We were unable to ascertain the cancer type or grade/stage of people with cancer that were being supported across phases 2–3. This may, therefore, have impacted on the concerns identified by ICs and the content of the IC coding framework. Testing the coding framework on several datasets across two organisations, however, allowed for further refinement, therefore strengthening transferability of the coding framework to be used by different cancer organisations. We have not yet compared patient and IC’s MYCaW concerns or scores within dyads, although this would be a valuable next stage of research to understand the reciprocal nature of the dyad relationship in more detail. Finally, we have not compared MYCaW concern types or scores with any specific PROM used to measure caregiver burden. This research would provide more understanding as to whether MYCaW concern scores could be a quick predictor of caregiver burden in a clinical setting.

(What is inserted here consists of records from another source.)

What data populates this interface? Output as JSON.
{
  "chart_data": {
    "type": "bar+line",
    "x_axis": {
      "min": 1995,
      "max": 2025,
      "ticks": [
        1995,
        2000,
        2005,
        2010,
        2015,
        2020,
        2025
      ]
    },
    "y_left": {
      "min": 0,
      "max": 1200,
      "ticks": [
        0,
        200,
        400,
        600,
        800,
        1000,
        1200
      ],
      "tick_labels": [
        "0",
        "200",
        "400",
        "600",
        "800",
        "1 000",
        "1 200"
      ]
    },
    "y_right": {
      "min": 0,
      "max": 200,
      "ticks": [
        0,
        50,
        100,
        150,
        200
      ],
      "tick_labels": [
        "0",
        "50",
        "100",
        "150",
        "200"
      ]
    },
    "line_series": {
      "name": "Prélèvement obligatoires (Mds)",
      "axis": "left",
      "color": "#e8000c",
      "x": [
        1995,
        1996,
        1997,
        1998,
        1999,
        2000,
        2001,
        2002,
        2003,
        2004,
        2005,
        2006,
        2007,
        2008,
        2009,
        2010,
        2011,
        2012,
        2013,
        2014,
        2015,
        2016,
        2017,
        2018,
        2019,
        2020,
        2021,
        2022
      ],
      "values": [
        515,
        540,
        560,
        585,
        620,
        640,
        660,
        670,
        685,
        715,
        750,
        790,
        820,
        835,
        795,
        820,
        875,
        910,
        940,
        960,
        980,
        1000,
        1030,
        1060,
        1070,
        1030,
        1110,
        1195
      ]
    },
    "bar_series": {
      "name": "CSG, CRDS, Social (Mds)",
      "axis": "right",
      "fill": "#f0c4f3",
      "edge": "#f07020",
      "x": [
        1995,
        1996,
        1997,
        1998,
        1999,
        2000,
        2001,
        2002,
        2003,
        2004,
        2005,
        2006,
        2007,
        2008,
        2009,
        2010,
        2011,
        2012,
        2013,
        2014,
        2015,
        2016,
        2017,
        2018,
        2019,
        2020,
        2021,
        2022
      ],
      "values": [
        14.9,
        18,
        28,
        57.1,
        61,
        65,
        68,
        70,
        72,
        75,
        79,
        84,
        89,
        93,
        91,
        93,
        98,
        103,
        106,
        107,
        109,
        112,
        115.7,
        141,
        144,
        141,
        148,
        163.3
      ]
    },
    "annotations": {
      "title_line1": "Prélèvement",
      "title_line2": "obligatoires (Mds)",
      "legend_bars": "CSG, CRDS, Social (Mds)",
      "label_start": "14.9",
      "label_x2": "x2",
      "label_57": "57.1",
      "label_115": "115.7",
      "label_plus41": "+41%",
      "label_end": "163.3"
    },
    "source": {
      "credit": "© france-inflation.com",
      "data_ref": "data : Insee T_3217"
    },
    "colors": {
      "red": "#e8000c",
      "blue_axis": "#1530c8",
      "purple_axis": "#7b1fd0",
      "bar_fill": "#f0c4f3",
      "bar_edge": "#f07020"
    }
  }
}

MYCaW is already an effective person-centred measure of the concerns and wellbeing of people affected by cancer and is used in many complementary and integrative oncology clinics. A qualitative coding framework has now been developed so that the concerns of ICs can be understood in the same holistic way. The external validity of this framework is improved by the inclusion of data from two UK organisations covering many different age groups, locations and cancer types (of the people being supported/cared for).

Despite the existence of several tools for measuring quality of life or burden in ICs, MYCaW is the only person-centred tool specifically designed for capturing the concerns of ICs through their own words. The accompanying IC coding framework means that this data can be analysed using a rigorous and reproducible method, allowing the data to be reported in a standardised way. This will allow the voice of ICs to be equally heard and recognised so that the crucial support they need can be designed and delivered in direct response to their needs. Further research on the content validity of the IC framework in other cancer support centres is welcomed.